The problem arises when the borderline person discovers a malleable partner, a prey. Judging by the cuts and scars trailing the woman’s face she had discovered just the partner. The predator is searching for an emotionally weak, fragile individual whom they are able to control. This is why emotional intelligence is so important. If you are unable to recognize the mind games, you’ll actively find yourself on the losing side.
The costs of losing? You’ll find yourself slowly decaying, dying, or even imprisoned like a coworker friend of mine, with your bank accounts recently emptied, and your lover on the run with somebody new.
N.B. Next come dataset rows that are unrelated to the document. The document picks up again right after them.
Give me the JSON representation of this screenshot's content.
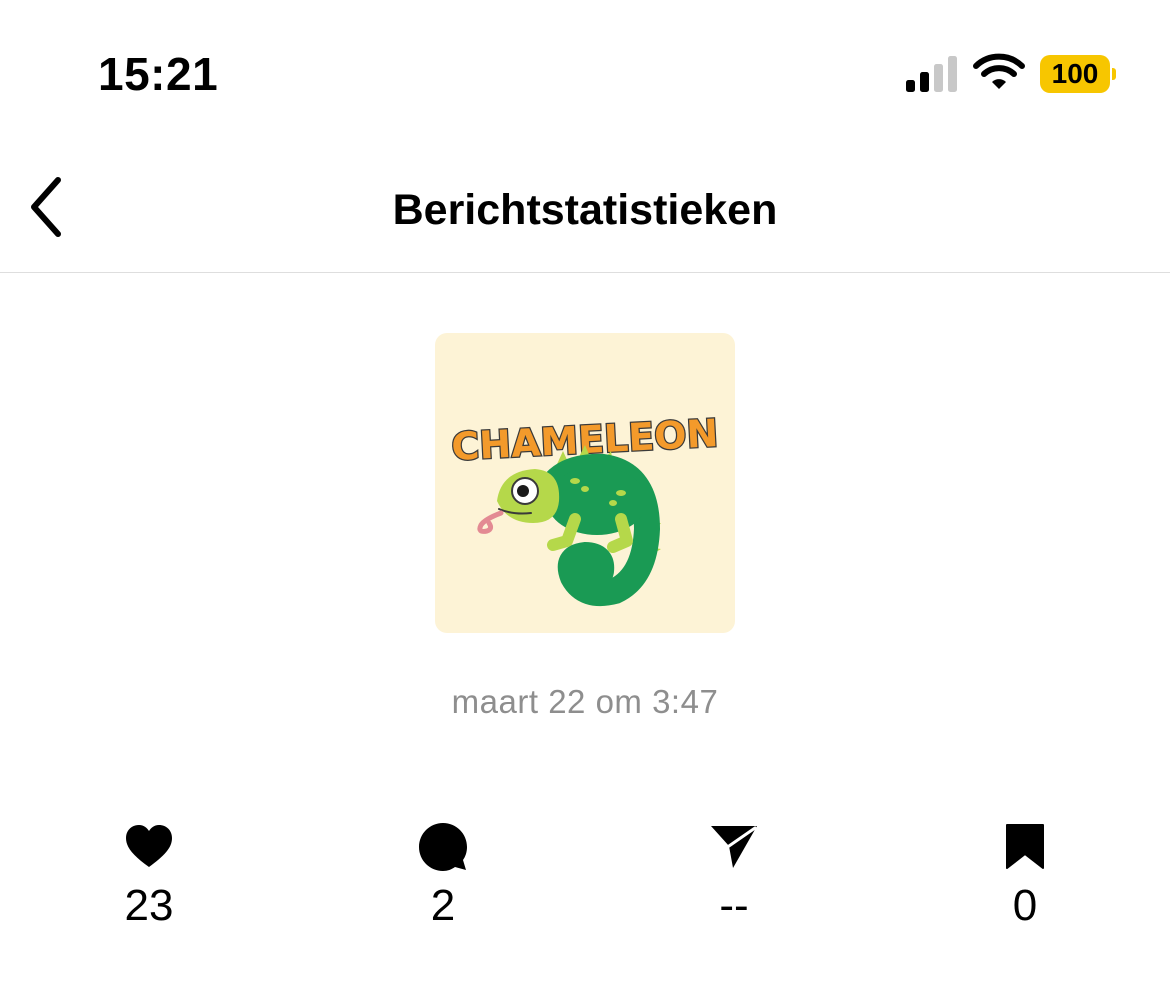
{
  "status_bar": {
    "time": "15:21",
    "battery": "100",
    "battery_color": "#f7c600"
  },
  "nav": {
    "title": "Berichtstatistieken",
    "back_icon": "chevron-left-icon"
  },
  "post": {
    "thumbnail_text": "CHAMELEON",
    "date": "maart 22 om 3:47"
  },
  "stats": [
    {
      "icon": "heart-icon",
      "value": "23"
    },
    {
      "icon": "comment-icon",
      "value": "2"
    },
    {
      "icon": "share-icon",
      "value": "--"
    },
    {
      "icon": "bookmark-icon",
      "value": "0"
    }
  ]
}
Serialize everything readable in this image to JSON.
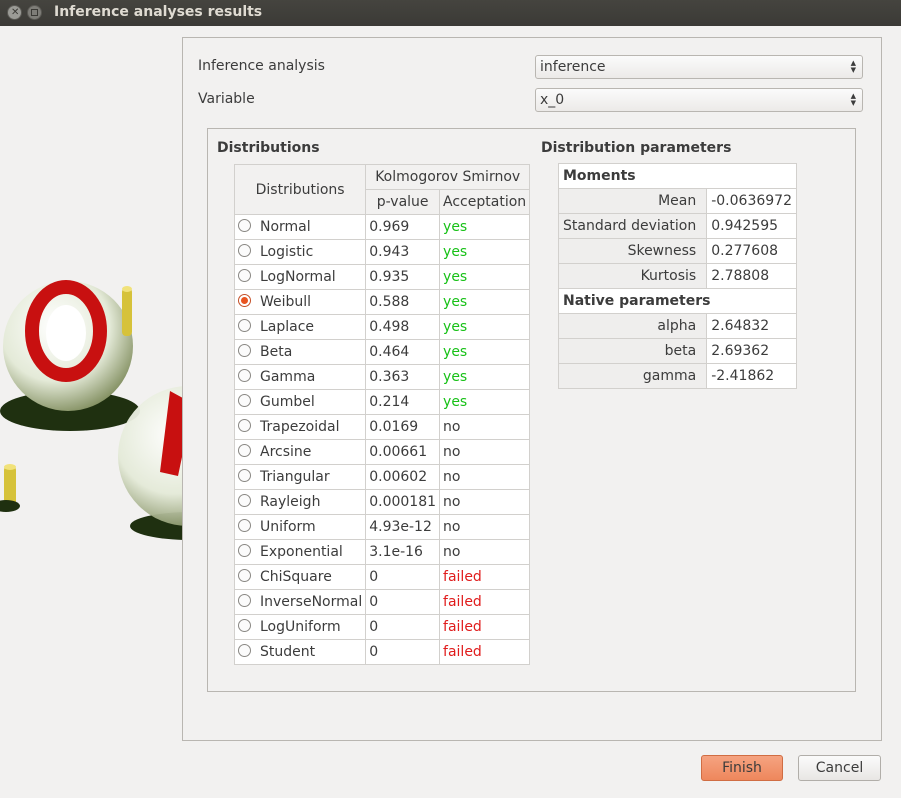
{
  "window": {
    "title": "Inference analyses results"
  },
  "form": {
    "analysis_label": "Inference analysis",
    "analysis_value": "inference",
    "variable_label": "Variable",
    "variable_value": "x_0"
  },
  "distributions": {
    "section_title": "Distributions",
    "col_distributions": "Distributions",
    "col_group": "Kolmogorov Smirnov",
    "col_pvalue": "p-value",
    "col_acceptance": "Acceptation",
    "rows": [
      {
        "name": "Normal",
        "pvalue": "0.969",
        "acceptance": "yes",
        "status": "yes",
        "selected": false
      },
      {
        "name": "Logistic",
        "pvalue": "0.943",
        "acceptance": "yes",
        "status": "yes",
        "selected": false
      },
      {
        "name": "LogNormal",
        "pvalue": "0.935",
        "acceptance": "yes",
        "status": "yes",
        "selected": false
      },
      {
        "name": "Weibull",
        "pvalue": "0.588",
        "acceptance": "yes",
        "status": "yes",
        "selected": true
      },
      {
        "name": "Laplace",
        "pvalue": "0.498",
        "acceptance": "yes",
        "status": "yes",
        "selected": false
      },
      {
        "name": "Beta",
        "pvalue": "0.464",
        "acceptance": "yes",
        "status": "yes",
        "selected": false
      },
      {
        "name": "Gamma",
        "pvalue": "0.363",
        "acceptance": "yes",
        "status": "yes",
        "selected": false
      },
      {
        "name": "Gumbel",
        "pvalue": "0.214",
        "acceptance": "yes",
        "status": "yes",
        "selected": false
      },
      {
        "name": "Trapezoidal",
        "pvalue": "0.0169",
        "acceptance": "no",
        "status": "no",
        "selected": false
      },
      {
        "name": "Arcsine",
        "pvalue": "0.00661",
        "acceptance": "no",
        "status": "no",
        "selected": false
      },
      {
        "name": "Triangular",
        "pvalue": "0.00602",
        "acceptance": "no",
        "status": "no",
        "selected": false
      },
      {
        "name": "Rayleigh",
        "pvalue": "0.000181",
        "acceptance": "no",
        "status": "no",
        "selected": false
      },
      {
        "name": "Uniform",
        "pvalue": "4.93e-12",
        "acceptance": "no",
        "status": "no",
        "selected": false
      },
      {
        "name": "Exponential",
        "pvalue": "3.1e-16",
        "acceptance": "no",
        "status": "no",
        "selected": false
      },
      {
        "name": "ChiSquare",
        "pvalue": "0",
        "acceptance": "failed",
        "status": "failed",
        "selected": false
      },
      {
        "name": "InverseNormal",
        "pvalue": "0",
        "acceptance": "failed",
        "status": "failed",
        "selected": false
      },
      {
        "name": "LogUniform",
        "pvalue": "0",
        "acceptance": "failed",
        "status": "failed",
        "selected": false
      },
      {
        "name": "Student",
        "pvalue": "0",
        "acceptance": "failed",
        "status": "failed",
        "selected": false
      }
    ]
  },
  "parameters": {
    "section_title": "Distribution parameters",
    "moments_header": "Moments",
    "moments": [
      {
        "label": "Mean",
        "value": "-0.0636972"
      },
      {
        "label": "Standard deviation",
        "value": "0.942595"
      },
      {
        "label": "Skewness",
        "value": "0.277608"
      },
      {
        "label": "Kurtosis",
        "value": "2.78808"
      }
    ],
    "native_header": "Native parameters",
    "native": [
      {
        "label": "alpha",
        "value": "2.64832"
      },
      {
        "label": "beta",
        "value": "2.69362"
      },
      {
        "label": "gamma",
        "value": "-2.41862"
      }
    ]
  },
  "buttons": {
    "finish": "Finish",
    "cancel": "Cancel"
  },
  "colors": {
    "accent": "#e95420",
    "yes": "#17c117",
    "failed": "#e01b1b"
  }
}
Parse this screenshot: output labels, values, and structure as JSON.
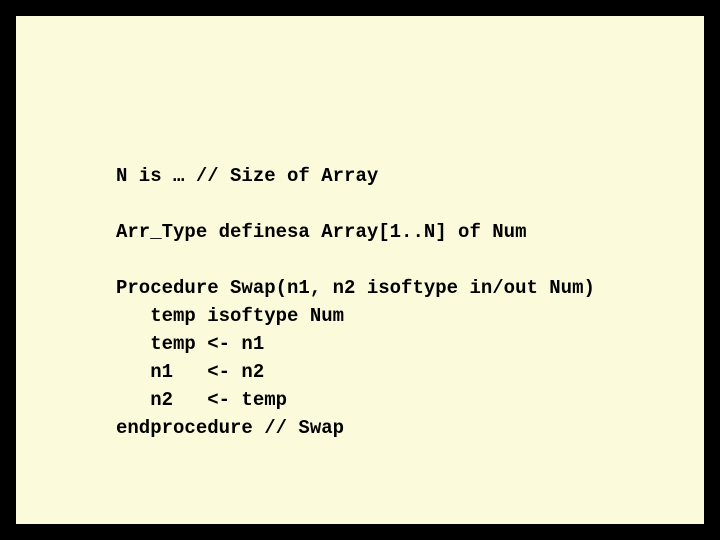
{
  "code": {
    "line1": "N is … // Size of Array",
    "blank1": "",
    "line2": "Arr_Type definesa Array[1..N] of Num",
    "blank2": "",
    "line3": "Procedure Swap(n1, n2 isoftype in/out Num)",
    "line4": "   temp isoftype Num",
    "line5": "   temp <- n1",
    "line6": "   n1   <- n2",
    "line7": "   n2   <- temp",
    "line8": "endprocedure // Swap"
  }
}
A narcissistic, borderline person requires a partner in their game of charades. How well do you think an emotionally weak individual will take to the news of infidelity, manipulation, or cunningness? The woman of your children is whoring herself and its entirely your fault! The narcissistic, borderline individual screams “abuse” after they’ve intentionally incited a terrible reaction. The borderline person is counting on this.
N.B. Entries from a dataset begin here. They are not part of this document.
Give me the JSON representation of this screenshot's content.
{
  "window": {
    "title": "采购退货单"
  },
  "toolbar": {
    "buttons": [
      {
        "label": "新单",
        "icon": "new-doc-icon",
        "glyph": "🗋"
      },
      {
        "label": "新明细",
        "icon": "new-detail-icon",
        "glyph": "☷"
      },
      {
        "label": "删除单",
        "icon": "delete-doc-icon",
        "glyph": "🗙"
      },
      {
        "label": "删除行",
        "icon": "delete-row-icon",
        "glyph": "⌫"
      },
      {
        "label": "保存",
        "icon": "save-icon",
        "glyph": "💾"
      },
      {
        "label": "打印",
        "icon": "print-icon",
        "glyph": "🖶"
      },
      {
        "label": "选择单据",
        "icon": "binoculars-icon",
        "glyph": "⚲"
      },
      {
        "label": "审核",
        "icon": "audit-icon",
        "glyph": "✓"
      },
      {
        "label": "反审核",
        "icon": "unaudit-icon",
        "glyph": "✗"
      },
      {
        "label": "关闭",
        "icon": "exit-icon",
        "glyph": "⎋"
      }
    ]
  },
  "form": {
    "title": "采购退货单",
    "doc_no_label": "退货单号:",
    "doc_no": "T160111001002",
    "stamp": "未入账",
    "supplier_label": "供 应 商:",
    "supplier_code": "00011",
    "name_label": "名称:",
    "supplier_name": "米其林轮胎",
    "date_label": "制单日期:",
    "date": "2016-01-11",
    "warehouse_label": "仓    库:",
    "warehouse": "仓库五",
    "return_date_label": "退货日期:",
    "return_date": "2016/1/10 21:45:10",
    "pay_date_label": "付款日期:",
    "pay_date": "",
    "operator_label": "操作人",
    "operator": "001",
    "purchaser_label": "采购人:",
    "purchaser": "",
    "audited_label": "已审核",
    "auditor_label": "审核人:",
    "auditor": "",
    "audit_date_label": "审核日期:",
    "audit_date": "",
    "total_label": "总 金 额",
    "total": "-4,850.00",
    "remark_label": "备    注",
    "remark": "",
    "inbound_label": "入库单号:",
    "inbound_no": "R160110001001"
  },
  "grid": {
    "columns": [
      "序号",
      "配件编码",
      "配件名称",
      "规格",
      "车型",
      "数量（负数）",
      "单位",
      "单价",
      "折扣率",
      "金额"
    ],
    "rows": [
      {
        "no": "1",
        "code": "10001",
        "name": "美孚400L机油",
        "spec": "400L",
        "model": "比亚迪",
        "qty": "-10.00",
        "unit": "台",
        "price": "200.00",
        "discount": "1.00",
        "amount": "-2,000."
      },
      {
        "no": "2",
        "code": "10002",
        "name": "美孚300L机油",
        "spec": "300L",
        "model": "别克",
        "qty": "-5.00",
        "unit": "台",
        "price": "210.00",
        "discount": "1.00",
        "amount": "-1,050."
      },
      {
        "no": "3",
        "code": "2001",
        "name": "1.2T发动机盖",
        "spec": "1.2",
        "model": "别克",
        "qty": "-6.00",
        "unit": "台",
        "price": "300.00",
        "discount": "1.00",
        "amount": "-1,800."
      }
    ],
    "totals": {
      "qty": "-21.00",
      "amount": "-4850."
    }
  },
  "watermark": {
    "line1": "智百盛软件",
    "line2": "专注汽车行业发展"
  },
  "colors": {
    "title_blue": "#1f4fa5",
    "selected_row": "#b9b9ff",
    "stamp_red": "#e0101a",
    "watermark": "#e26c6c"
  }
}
Here strolls Audrey, claiming she’s been abused, abandoning her children who she probably has no real attachment, drinking at eleven in the morning, and convincing a much younger stranger to sleep with her after inciting violence, most likely caused by a similar situation of infidelity. The excitement she twiddles, debriefing her husband about the twenty year old she fucked in a hotel room outside Morgantown, PA.
How did she know to find me, so quick for discussion, did she spot me from the window in her room? Predator and prey.
Within milliseconds of posting to Instagram, I encountered Audrey. A sign from the universe, or am I forcing my delusional, isolated perspective of narcissistic invasion down your throat? Did I misread the encounter?
Am I making this up for attention? I’ll leave that up to you.
When my friend asked, “How do you smoke with your medical card,”
I replied, “Smoking section near the parking lot. Honestly, I’m interested to see if I meet anybody over there.”
A joint lesson in manifestation and narcissism.
Palming through double glass doors, I emerged below mountaintops and a star threaded sky. A glass pipe dispelled from its holster, emerald trees packing the cylindrical slide. The parking lot still, asleep beneath the nightlight of McDonalds arches and a single stuttering lightbulb. Resting my bottom against the cement curbside, I drew the lighter and fastened the pipe. Alone, I thought, spotting the butt end of a Marlboro Menthol cigarette.